New Jersey received 61.3 percent of the possible points on its losing grant application. The 12 states that won grants scored between 67 percent and 85.7 percent. The state lost points in every category, including those about its charter management and monitoring plans.

It is "unacceptable" to blame the previous administration for this year's failure, Diegnan said. The state learned over the summer that it had lost out on the charter money.

"It's getting a little old at this point to continue to blame the Corzine administration for everything that goes wrong for the Christie administration," he said.

Diegnan said he read the comments of the application's peer reviewers and found their references to basic lacks in the application "disturbing." The administration should have learned from the unsuccessful 2009 application, he said.

"Clearly, the ball was dropped," Diegnan said.

Guenther said that the state charter school office was woefully undermanned when Christie became governor. "The level of neglect . . . was profound," he said.

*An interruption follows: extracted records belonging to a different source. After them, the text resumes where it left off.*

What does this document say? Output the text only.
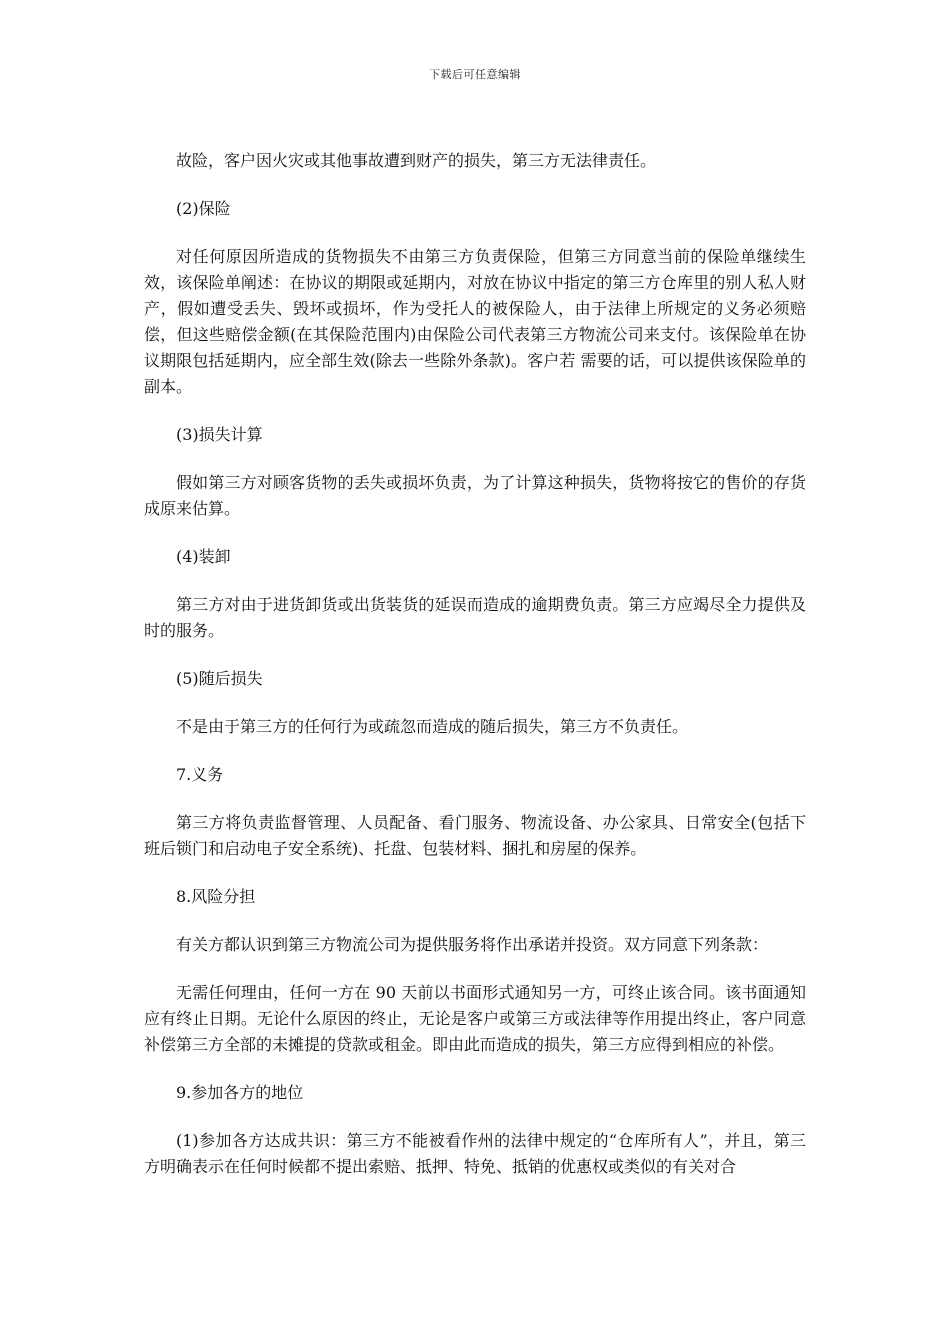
下载后可任意编辑

故险，客户因火灾或其他事故遭到财产的损失，第三方无法律责任。

(2)保险

对任何原因所造成的货物损失不由第三方负责保险，但第三方同意当前的保险单继续生效，该保险单阐述：在协议的期限或延期内，对放在协议中指定的第三方仓库里的别人私人财产，假如遭受丢失、毁坏或损坏，作为受托人的被保险人，由于法律上所规定的义务必须赔偿，但这些赔偿金额(在其保险范围内)由保险公司代表第三方物流公司来支付。该保险单在协议期限包括延期内，应全部生效(除去一些除外条款)。客户若 需要的话，可以提供该保险单的副本。

(3)损失计算

假如第三方对顾客货物的丢失或损坏负责，为了计算这种损失，货物将按它的售价的存货成原来估算。

(4)装卸

第三方对由于进货卸货或出货装货的延误而造成的逾期费负责。第三方应竭尽全力提供及时的服务。

(5)随后损失

不是由于第三方的任何行为或疏忽而造成的随后损失，第三方不负责任。

7.义务

第三方将负责监督管理、人员配备、看门服务、物流设备、办公家具、日常安全(包括下班后锁门和启动电子安全系统)、托盘、包装材料、捆扎和房屋的保养。

8.风险分担

有关方都认识到第三方物流公司为提供服务将作出承诺并投资。双方同意下列条款：

无需任何理由，任何一方在 90 天前以书面形式通知另一方，可终止该合同。该书面通知应有终止日期。无论什么原因的终止，无论是客户或第三方或法律等作用提出终止，客户同意补偿第三方全部的未摊提的贷款或租金。即由此而造成的损失，第三方应得到相应的补偿。

9.参加各方的地位

(1)参加各方达成共识：第三方不能被看作州的法律中规定的“仓库所有人”，并且，第三方明确表示在任何时候都不提出索赔、抵押、特免、抵销的优惠权或类似的有关对合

In 2001, the office had a staff of 16 to administer 45 schools, Guenther said. When Christie took over, he said, four staff members oversaw 67 schools.

A fifth person recently was hired for the charter office, and about a half-dozen other employees have pitched in to help handle the workload for what is now 73 schools, he said.

The Education Department has requested that the National Association of Charter School Authorizers do a study, now under way, on how the state can improve its charter program, Guenther said. The state is also working on creating a mentoring project to help new and existing charters.

"We will continue to improve and upgrade the office," he said.

Had the grant application been successful, the money would have benefited some of the record 50 charter schools seeking state approval next month. Typically in New Jersey, new charters have received about $150,000 in start-up money from the federal grant program.

The state will use about $148,000 left from its previous grant to help newly opening charters that have already been approved, said Guenther and other New Jersey education officials. The seven schools each will get about $20,000, Guenther said.